2019年1月以降の相続の新ルール施行を前に、とりわけ関心が高いのが税にまつわる話題だ。少しでも税負担を軽くしたいと考えるのは自然なことだが、そもそも相続税の“払い過ぎ”が著しく多いという現実をご存じだろうか――。
本当は「ゼロ」で済んだのに……
昨年父親を亡くした50代の男性は、母親と弟と3人で遺産を相続した。
「もともと家族仲は良好で、世間で言う“争続”のようにはなりませんでしたが、父の退職金が残っていたことと、田舎とはいえ自宅の土地が広かったこともあって、相続税がかかった。

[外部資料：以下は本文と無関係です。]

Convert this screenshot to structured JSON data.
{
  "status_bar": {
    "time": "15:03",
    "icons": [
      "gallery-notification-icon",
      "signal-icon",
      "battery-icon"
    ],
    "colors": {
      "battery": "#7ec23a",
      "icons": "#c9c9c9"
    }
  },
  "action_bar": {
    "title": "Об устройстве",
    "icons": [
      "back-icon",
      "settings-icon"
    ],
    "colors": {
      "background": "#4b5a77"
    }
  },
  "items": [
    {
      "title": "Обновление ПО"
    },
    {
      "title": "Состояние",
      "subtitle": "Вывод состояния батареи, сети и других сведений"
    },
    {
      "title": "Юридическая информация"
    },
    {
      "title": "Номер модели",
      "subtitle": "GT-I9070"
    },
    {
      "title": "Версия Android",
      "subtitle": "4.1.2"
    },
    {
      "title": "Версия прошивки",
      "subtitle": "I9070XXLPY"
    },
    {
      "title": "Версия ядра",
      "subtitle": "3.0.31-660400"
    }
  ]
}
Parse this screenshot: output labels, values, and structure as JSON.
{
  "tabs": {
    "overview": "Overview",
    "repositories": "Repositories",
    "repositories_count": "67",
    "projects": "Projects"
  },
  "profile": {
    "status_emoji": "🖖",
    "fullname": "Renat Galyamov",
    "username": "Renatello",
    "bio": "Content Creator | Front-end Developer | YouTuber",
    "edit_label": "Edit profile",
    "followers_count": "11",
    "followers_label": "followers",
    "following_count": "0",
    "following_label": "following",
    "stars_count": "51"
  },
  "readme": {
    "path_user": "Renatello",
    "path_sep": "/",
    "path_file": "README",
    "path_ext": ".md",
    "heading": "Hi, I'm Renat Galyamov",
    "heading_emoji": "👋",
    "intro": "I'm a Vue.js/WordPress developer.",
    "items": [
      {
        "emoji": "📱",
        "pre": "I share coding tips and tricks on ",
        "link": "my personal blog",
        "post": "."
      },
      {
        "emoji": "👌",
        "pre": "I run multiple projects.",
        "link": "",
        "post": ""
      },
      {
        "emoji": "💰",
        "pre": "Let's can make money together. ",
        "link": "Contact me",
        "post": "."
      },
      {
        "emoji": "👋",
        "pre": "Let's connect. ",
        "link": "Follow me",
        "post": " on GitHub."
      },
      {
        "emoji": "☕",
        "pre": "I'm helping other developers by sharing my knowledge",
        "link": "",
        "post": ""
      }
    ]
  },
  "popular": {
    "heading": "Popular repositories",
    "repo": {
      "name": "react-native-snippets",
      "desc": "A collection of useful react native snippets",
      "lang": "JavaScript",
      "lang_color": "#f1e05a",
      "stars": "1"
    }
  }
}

申告手続きは税理士に任せていたので安心しきっていたんですが、その後、“過払い”が多いと知人から聞いたんです。試しに別の税理士に相談してみたら、遺産総額がガラッと変わって、払ってしまった相続税が、実はゼロで済んだことがわかりました。還付申告をして、200万円近く返ってきた。気付かなければそのままだったわけですから、ゾッとします」
来年1月以降、改正民法の施行により相続制度が大きく変わる。
配偶者の権利を拡充したり、自筆遺言の一部をワープロ打ちできるようになるなど、現代の社会情勢に即した変更だ。2015年の基礎控除縮小で、かつて「お金持ちにだけかかる税金」だった相続税が、「普通の人も納める税金」へと変わったこともあり、相続分野への関心は一気に高まっている。